Withholding tax revenue is the largest category of individual income taxes.
Withholding tax collections dropped by $14 million, or 5.8%, from a year ago t0 $229.3 million, lagging the state's forecast by $5.5 million, with lower withholding rates tied to the enactment of tax reductions in the Aug. 9-11 special session.
Collections from estimated payments increased by $27.2 million from a year ago to $45.8 million, outdistancing the state's forecast by $33.7 million.

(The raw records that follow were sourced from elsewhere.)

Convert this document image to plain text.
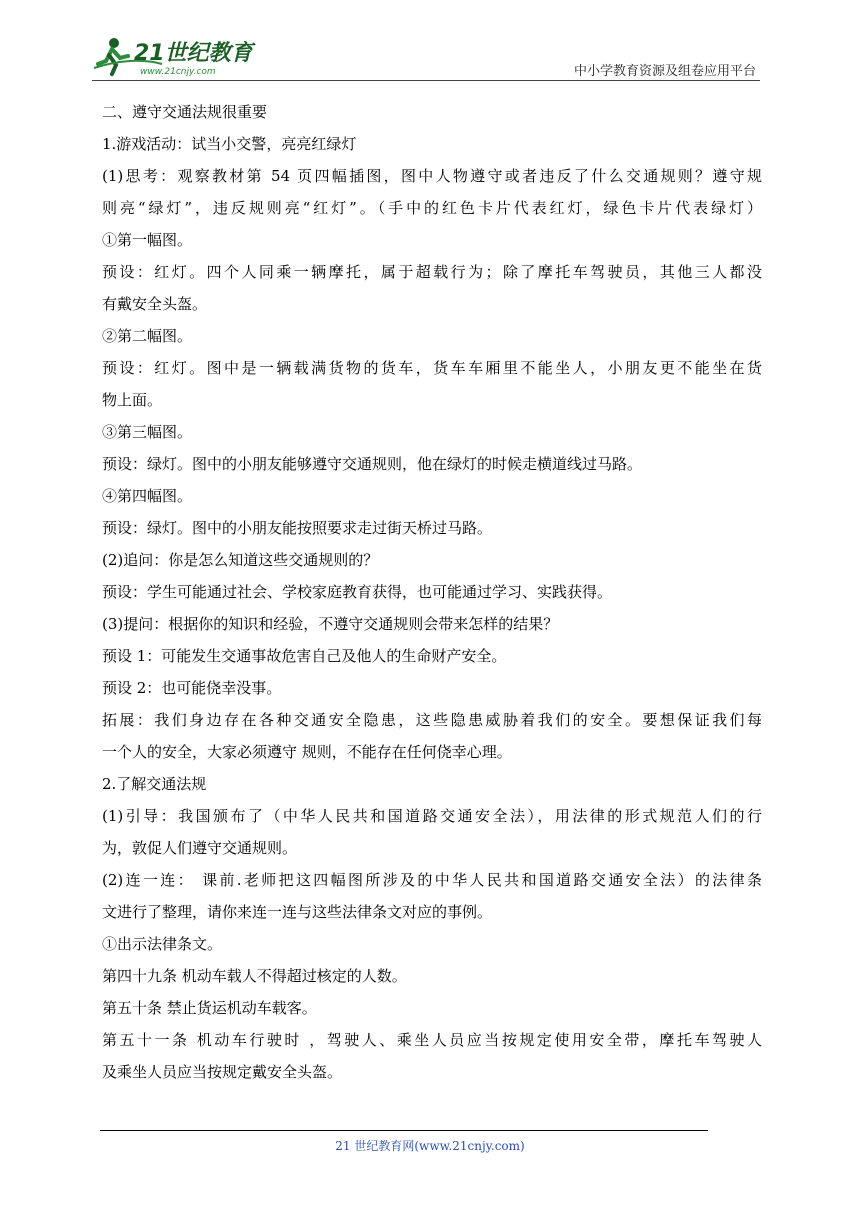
21世纪教育
www.21cnjy.com	中小学教育资源及组卷应用平台

二、遵守交通法规很重要

1.游戏活动：试当小交警，亮亮红绿灯

(1)思考：观察教材第 54 页四幅插图，图中人物遵守或者违反了什么交通规则？遵守规

则亮“绿灯”，违反规则亮“红灯”。（手中的红色卡片代表红灯，绿色卡片代表绿灯）

①第一幅图。

预设：红灯。四个人同乘一辆摩托，属于超载行为；除了摩托车驾驶员，其他三人都没

有戴安全头盔。

②第二幅图。

预设：红灯。图中是一辆载满货物的货车，货车车厢里不能坐人，小朋友更不能坐在货

物上面。

③第三幅图。

预设：绿灯。图中的小朋友能够遵守交通规则，他在绿灯的时候走横道线过马路。

④第四幅图。

预设：绿灯。图中的小朋友能按照要求走过街天桥过马路。

(2)追问：你是怎么知道这些交通规则的？

预设：学生可能通过社会、学校家庭教育获得，也可能通过学习、实践获得。

(3)提问：根据你的知识和经验，不遵守交通规则会带来怎样的结果？

预设 1：可能发生交通事故危害自己及他人的生命财产安全。

预设 2：也可能侥幸没事。

拓展：我们身边存在各种交通安全隐患，这些隐患威胁着我们的安全。要想保证我们每

一个人的安全，大家必须遵守 规则，不能存在任何侥幸心理。

2.了解交通法规

(1)引导：我国颁布了（中华人民共和国道路交通安全法），用法律的形式规范人们的行

为，敦促人们遵守交通规则。

(2)连一连： 课前.老师把这四幅图所涉及的中华人民共和国道路交通安全法）的法律条

文进行了整理，请你来连一连与这些法律条文对应的事例。

①出示法律条文。

第四十九条 机动车载人不得超过核定的人数。

第五十条 禁止货运机动车载客。

第五十一条 机动车行驶时 ，驾驶人、乘坐人员应当按规定使用安全带，摩托车驾驶人

及乘坐人员应当按规定戴安全头盔。

21 世纪教育网(www.21cnjy.com)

"The final estimated payment for 2022 is not [due] until mid-January, but some payers paid early and we are seeing that here with estimated payments driving the result for overall individual income tax compared to forecast," Shelnutt explained.
Collections from returns and extensions increased by $1.4 million from a year ago to $13.8 million, exceeding the state's forecast by $3.3 million.
• A $14.9 million or 5.4% increase in sales and use tax collections over December 2021 to $289.6 million, exceeding the state's forecast by $8.6 million, or 3.1%.
The growth rate in sales and use tax collections in December was about double of what was projected, and "so we have a lot of gains across sectors in sales tax, both business and consumer spending, and motor vehicle sales tax was up 7.8% year over year after a decline last month," said Shelnutt.
Most major reporting sectors displayed high growth over the prior year, reflecting continuing economic expansion in many sectors.
• A $14.6 million or 10.7% increase in corporate income tax collections over the same month a year ago to $151.5 million, which beat the state's forecast by $66.3 million, or 77.8%.
The collections in December reflect estimated payments toward tax year 2022 liabilities from corporate accounts following calendar year tax years.
"Now admittedly, we are conservative in corporate [income tax collections projections] because of the volatility of it and we have been that way for a number of years," Shelnutt said.